Probate can be an expensive and time-consuming process in Florida by dictating when, where and how to distribute a person's assets after their death. Surviving family members and other interested parties can trigger a probate process over the distribution of the deceased person's estate.
However, many people do not take advantage of the steps that are available to avoid Florida probate. Each estate is different and what works best depends upon many factors. Still, there are four basic ways to avoid probate:
Sell all Florida property
If the benefactor isn't a Florida resident but owns property in the Sunshine State, they could face ancillary probate, which is a secondary probate proceeding in addition to their home state.

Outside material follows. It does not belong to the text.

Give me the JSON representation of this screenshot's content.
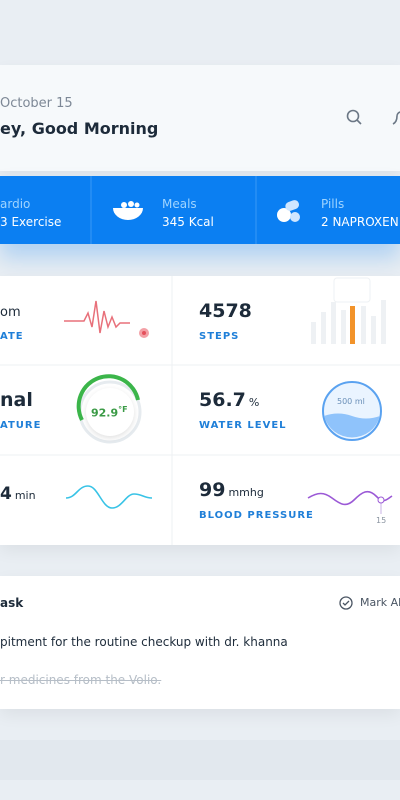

It might not make sense to some but gifting their Florida property to children or other beneficiaries could help them avoid Florida probate.
Joint ownership with rights of survivorship
By adding another owner to a property’s deed or bank and investment accounts, a person can avoid Florida probate as all property will go to the co-owner(s). Spouses in Florida can fill out a special form called “tenancy by the entirety” to pass along these assets.
Beneficiary designations for life estate deeds
Assets such as IRAs, 401(k)s and other retirement accounts avoid probate by using beneficiary designations. Florida also allows the following:
- POD account: “Payable on death" account will enable people to name beneficiaries for bank accounts.
- TOD account: “Transfer on death” account for passing along non-retirement investment accounts.
- Ladybird Deed: Also called an “enhanced life estate deed,” which allows a person to retain ownership of Florida real estate for their lifetime and pass it along to beneficiaries after their death avoiding probate.
Revocable living trust
This written agreement in an estate plan enables a person to control their assets while they are alive, if they become incapacitated and after they die. The trust will also keep a person’s estate plan from public scrutiny as it places the plan outside probate court records, which are public documents.
Seek legal expertise for probate options
Probate proceedings can be lengthy and costly, and they make specific details of a person’s estate open to public scrutiny by going through the courts. Seeking the advice of an experienced estate planning attorney here in Florida can help bring a smooth transition after the death of a loved one and honor their final wishes.